Taksi sayısının yeni verilecek 5000 plakayla arttırlmasına ilişkin haberlerden, İBB Yönetiminin bu çalışmanın seçmende karşılık bulacağına inandığı anlaşılıyor. Oysa yeni plakaların kiraya verilmesi, İBB’nin de şu anda yürürlükte olan sağlıksız taksi sisteminin kurumsal ortakları arasına katılmasının ötesinde anlam taşımıyor.
Şu anda kimler oldukları bir devlet sırrı gibi saklanan “Taksi Plakası” sahiplerinin, kimlikleri kamuoyu ile paylaşılmadan başlatılacak “kiralama”, ulaşımı felç etme tehditleri savuran bir kaç plaka ağasının ellerindeki varlığın değerini bir ölçüde azaltmanın ötesinde, İstanbul ulaşımına olumlu katkı sağlayacak boyutlarda değil.
Aylık ya da peşin ödemeli plaka kira ücretleri, İBB’ye ya da İETT’ye bir miktar gelir getirecek, ancak İstanbul’un dev bütçesi ile karşılaştırıldığında “devede kulak”ölçüsünde kalacaktır.
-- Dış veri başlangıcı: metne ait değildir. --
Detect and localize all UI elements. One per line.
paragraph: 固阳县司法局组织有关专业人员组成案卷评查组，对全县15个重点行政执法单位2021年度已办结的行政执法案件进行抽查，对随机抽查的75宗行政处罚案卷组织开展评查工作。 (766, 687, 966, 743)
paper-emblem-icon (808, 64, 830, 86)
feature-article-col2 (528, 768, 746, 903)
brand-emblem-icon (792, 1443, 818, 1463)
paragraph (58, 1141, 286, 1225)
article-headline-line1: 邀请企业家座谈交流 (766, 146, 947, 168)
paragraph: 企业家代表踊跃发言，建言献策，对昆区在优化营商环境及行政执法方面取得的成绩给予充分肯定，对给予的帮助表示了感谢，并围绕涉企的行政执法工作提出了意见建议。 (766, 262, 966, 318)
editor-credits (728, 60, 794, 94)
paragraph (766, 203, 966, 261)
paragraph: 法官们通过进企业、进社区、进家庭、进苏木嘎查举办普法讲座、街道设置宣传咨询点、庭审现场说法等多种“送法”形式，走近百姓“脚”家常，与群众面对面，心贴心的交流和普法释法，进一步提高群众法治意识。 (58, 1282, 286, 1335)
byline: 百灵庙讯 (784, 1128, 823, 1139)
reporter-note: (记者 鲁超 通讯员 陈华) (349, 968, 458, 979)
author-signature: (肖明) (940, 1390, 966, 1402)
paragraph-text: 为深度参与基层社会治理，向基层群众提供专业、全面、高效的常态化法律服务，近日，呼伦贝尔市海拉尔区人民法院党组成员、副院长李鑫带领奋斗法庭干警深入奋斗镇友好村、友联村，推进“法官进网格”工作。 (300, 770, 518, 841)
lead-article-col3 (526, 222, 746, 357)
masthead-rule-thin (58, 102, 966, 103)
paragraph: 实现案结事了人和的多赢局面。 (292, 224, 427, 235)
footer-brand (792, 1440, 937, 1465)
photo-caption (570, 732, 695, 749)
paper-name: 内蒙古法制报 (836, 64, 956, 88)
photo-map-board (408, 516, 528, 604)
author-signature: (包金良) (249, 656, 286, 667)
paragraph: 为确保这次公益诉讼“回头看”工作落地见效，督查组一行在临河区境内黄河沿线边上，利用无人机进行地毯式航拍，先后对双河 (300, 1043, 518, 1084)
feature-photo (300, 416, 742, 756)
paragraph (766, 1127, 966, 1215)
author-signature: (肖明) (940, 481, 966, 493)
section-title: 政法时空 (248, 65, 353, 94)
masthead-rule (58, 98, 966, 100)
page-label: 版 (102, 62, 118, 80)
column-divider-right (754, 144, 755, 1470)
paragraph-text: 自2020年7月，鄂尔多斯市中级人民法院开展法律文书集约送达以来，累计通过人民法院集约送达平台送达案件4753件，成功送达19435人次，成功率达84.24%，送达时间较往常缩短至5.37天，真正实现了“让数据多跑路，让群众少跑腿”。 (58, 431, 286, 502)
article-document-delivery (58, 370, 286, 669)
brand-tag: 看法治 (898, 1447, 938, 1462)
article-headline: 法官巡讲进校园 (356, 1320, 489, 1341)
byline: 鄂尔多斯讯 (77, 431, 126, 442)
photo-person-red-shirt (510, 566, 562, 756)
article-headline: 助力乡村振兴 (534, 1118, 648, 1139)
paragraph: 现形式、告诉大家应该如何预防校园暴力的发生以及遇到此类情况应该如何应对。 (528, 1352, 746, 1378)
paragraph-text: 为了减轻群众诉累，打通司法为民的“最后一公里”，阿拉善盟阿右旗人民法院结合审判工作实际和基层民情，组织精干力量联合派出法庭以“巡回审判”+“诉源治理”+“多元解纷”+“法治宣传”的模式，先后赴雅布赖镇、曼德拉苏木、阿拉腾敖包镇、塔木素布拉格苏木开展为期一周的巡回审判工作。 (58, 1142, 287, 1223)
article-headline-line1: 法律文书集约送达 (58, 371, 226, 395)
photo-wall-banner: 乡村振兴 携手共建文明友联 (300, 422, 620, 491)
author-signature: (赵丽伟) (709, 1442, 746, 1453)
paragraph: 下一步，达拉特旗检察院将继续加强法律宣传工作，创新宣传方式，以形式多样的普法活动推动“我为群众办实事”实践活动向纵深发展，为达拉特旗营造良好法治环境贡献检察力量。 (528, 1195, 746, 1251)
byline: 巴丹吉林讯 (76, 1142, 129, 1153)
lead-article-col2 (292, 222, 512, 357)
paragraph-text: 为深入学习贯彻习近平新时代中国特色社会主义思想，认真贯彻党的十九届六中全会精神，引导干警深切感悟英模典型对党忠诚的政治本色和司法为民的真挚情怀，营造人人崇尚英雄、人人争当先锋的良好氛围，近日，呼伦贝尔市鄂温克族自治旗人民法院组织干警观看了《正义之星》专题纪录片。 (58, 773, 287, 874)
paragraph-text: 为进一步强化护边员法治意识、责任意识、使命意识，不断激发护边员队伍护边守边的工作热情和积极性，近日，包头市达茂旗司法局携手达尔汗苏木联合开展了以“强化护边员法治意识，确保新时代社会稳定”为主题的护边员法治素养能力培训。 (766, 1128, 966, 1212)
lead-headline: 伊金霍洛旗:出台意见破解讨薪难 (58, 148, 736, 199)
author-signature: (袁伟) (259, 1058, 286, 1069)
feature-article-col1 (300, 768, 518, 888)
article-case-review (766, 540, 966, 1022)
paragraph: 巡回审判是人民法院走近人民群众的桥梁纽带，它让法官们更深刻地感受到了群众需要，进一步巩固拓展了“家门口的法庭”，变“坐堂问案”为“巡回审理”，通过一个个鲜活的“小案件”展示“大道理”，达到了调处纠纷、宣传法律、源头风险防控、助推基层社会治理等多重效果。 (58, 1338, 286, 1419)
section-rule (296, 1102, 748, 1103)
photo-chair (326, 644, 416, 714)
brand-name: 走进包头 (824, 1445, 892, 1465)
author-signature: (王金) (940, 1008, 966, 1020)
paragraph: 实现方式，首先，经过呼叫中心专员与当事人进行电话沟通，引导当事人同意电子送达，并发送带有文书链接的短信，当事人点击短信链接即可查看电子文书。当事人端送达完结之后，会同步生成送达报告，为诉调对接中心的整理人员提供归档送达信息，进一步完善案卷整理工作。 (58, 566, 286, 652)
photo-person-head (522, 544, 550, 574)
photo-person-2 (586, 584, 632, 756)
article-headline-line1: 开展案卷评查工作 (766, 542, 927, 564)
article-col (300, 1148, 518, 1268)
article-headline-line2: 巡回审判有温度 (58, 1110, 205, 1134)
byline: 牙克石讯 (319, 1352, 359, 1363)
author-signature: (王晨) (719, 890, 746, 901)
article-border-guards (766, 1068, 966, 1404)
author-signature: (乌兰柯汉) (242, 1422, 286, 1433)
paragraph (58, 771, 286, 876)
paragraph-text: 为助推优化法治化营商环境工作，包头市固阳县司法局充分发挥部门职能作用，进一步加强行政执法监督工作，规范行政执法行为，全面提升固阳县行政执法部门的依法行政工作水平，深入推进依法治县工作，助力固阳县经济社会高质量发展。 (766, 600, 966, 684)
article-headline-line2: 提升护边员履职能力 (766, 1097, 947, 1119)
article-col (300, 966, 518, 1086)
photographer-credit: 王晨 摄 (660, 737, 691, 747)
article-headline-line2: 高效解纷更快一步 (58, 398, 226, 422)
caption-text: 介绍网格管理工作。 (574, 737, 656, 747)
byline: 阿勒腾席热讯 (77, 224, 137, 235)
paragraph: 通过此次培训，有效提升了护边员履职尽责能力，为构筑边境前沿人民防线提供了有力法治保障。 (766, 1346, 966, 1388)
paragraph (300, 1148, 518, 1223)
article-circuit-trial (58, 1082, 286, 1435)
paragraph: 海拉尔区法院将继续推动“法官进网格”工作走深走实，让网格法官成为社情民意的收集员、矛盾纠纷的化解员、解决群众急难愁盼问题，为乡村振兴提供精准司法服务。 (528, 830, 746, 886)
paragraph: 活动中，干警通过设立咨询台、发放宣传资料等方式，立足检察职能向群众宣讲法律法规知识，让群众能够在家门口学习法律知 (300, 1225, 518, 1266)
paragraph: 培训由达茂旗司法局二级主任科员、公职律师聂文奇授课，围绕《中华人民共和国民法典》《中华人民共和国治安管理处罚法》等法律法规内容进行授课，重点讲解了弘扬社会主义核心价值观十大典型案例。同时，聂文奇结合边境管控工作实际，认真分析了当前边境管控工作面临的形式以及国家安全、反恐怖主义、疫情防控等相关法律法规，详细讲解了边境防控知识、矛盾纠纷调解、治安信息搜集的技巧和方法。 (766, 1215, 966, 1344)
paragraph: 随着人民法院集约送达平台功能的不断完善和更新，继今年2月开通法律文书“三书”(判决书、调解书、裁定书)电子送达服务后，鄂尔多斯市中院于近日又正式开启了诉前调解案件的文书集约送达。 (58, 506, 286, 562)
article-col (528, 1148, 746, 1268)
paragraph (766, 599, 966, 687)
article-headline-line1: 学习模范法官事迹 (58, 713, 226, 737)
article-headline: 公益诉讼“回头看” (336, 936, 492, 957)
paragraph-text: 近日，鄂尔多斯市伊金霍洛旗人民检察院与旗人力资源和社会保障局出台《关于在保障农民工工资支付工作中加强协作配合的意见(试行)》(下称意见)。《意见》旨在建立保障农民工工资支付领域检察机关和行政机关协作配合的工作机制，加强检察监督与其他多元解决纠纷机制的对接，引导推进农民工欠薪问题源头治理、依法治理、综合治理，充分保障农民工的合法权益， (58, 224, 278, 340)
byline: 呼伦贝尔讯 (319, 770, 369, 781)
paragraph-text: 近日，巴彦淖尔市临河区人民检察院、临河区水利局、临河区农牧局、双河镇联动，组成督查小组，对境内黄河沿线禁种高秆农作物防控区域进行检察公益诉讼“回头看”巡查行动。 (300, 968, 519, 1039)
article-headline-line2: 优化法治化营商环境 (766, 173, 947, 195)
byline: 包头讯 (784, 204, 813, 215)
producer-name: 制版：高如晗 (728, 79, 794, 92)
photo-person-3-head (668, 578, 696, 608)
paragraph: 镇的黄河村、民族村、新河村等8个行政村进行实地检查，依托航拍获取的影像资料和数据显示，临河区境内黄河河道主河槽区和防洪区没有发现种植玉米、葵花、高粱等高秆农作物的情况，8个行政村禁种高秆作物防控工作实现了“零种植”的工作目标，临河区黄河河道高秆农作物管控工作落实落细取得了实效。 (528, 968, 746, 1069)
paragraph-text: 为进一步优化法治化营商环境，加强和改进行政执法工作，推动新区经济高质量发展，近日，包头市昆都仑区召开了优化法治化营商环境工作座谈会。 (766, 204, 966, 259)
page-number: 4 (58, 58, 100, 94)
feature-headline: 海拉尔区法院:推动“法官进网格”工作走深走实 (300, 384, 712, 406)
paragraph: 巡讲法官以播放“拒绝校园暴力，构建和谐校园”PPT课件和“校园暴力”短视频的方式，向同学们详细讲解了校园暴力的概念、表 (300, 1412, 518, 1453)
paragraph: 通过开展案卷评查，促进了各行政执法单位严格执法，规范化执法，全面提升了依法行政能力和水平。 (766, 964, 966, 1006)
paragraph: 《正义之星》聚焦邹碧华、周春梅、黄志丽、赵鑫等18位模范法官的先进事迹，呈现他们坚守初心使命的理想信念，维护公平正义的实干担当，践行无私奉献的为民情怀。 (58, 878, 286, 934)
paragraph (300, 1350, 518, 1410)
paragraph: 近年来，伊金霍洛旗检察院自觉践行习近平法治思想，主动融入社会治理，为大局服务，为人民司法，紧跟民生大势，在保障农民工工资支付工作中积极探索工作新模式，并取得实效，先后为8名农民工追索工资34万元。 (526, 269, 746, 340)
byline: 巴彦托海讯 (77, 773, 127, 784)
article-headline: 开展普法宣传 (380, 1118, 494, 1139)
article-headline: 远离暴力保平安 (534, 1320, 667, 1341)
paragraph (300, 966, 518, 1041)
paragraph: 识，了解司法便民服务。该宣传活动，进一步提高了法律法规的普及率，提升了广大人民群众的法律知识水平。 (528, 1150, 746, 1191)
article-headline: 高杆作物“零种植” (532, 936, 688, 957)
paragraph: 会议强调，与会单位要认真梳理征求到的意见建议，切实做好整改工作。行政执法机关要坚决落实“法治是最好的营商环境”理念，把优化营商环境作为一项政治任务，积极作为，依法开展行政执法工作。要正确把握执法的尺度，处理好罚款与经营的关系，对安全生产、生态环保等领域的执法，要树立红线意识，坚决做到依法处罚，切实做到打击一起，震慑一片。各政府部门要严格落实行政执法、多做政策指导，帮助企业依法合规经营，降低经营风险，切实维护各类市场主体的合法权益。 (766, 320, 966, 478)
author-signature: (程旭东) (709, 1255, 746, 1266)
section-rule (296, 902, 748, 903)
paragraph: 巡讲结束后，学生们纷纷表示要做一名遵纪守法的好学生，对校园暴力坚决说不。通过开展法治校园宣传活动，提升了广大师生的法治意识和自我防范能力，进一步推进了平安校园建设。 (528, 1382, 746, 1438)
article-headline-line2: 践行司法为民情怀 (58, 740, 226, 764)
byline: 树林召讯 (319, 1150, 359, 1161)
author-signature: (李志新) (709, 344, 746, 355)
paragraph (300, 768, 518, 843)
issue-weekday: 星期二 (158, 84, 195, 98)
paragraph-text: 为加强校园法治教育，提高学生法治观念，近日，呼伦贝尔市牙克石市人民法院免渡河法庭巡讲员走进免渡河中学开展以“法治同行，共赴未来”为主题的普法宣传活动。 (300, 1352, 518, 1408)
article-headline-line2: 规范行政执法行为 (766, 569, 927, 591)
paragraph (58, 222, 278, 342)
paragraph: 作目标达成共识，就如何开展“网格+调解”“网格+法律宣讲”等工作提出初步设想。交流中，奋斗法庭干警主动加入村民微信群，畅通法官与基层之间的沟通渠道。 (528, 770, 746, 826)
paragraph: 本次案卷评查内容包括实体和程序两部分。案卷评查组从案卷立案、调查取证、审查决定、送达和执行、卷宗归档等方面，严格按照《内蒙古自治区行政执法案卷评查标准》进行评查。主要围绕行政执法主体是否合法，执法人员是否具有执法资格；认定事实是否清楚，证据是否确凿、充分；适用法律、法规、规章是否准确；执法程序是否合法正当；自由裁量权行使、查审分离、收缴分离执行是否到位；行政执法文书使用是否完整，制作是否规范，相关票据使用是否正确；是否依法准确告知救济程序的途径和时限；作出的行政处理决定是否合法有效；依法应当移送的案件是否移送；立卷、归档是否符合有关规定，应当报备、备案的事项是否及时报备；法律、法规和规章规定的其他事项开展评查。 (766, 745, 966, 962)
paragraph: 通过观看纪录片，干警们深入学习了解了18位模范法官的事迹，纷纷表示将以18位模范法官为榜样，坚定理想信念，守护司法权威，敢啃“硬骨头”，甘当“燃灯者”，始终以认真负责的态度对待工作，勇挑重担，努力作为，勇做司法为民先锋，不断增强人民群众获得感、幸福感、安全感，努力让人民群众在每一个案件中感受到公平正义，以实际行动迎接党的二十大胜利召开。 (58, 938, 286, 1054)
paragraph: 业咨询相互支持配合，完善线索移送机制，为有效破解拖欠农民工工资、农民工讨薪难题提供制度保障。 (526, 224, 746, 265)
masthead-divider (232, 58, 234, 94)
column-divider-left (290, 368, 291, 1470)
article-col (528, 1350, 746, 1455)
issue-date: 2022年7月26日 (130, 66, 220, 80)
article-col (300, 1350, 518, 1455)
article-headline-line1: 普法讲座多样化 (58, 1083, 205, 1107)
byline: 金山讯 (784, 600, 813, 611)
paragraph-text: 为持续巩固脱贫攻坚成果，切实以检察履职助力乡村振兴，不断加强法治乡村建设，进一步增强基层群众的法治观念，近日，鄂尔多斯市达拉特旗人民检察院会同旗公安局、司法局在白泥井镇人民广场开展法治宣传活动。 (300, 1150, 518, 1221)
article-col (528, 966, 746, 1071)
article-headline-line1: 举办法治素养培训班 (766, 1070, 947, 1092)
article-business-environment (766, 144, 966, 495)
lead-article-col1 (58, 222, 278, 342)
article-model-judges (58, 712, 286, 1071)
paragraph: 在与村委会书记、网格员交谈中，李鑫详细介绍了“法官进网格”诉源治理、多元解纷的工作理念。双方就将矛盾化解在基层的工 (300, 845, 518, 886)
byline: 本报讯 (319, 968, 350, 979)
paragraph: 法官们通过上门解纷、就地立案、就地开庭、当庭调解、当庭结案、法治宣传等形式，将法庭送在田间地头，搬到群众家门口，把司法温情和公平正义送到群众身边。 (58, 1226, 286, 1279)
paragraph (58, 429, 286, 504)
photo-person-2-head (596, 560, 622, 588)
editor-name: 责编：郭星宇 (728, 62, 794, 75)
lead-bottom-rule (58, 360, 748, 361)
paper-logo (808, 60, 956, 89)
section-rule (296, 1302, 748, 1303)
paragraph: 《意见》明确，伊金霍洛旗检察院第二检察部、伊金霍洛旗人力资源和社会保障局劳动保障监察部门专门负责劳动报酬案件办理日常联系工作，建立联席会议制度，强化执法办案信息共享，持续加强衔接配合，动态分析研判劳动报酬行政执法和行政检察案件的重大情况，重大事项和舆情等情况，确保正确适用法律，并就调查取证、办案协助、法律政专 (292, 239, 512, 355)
Geçtiğimiz dönemlerde bilinçli bir yaklaşımla kurgulanan, plaka sınırlaması kıtlık rantıyla sadece seçilmiş plaka ağalarına tanınmış, bir haksız kazanç kapısından başka bir şey değildir.Yıllardır yenilerinin verilmeyişi nedeniyle, sayıları çok sınırılı bir kaç komisyoncu ve tefecinin ele geçirdikleri plakaların, günümüzdeki değerleri; 30 milyar liraya ulaşmaktadır.
Bu plakaların kiralama gelirlerinin yaklaşık yarısı vergiden muaf tutulmakta, ancak günde genelde 2 bazen 3 vardiya halinde çalışmak zorunda kalan şoför emekçileri neredeyse boğaz tokluğuna yetecek gelir elde etmektedirler.
SGK Primlerini kendileri ödemek zorunda kalan taksi şoförleri ile plaka ağalarını aynı terazide tartmak ve üstelik onların kuru sıkı tehditleri karşısında geri adım atmak, doğru bir yöntem olamaz.
Hayatlarını taksi şoförlüğü ile kazanan ve başka hiç bir işleri olmayan plaka sahiplerinin dışında kalan, aracı ve tefecileri oyun dışına çıkarmak ve yeni taksi şoförlerinin bu mesleği yürütmelerinin önündeki engelleri kaldırmak İBB’nin yapacağı en doğru uygulama olabilir.
Taksi şoförlerinin çalışmayı bıraktıkları zaman, kullanım hakkını İBB’ye geri vermeleri ileride imtiyaz oluşmasını engellemek adına en doğru tutumdur. Böylece gerçek meslek sahipleri emeklerinin karşılığını, İstanbul halkı ile birlikte dışarıdan gelenler de uluslararası nitelikte hizmet alacaklardır.
Tefeciler kazansın diye plakasına 2 milyon lira ödenen taksilerin, 100-150 bin lira aralığında, yetersiz araçlarla çalışmalarını sürdürmeleri, sadece spekülatörleri kazandırmayı amaçlayan, kirli bir oyundan öteye anlam taşıyamaz.
İBB bu amaçla sarı taksileri yeni seçilecek yerli üretim araçlar arasından, İstanbul Halkının beğenilerine uygun bir seçimle belirlemelidir.
25 yıllık aradan sonra yeniden iktidara geldikleri İstanbul’da, CHP’li Büyükşehir Belediyesi plaka ağalarıyla polemiğe girerse, hata yapar.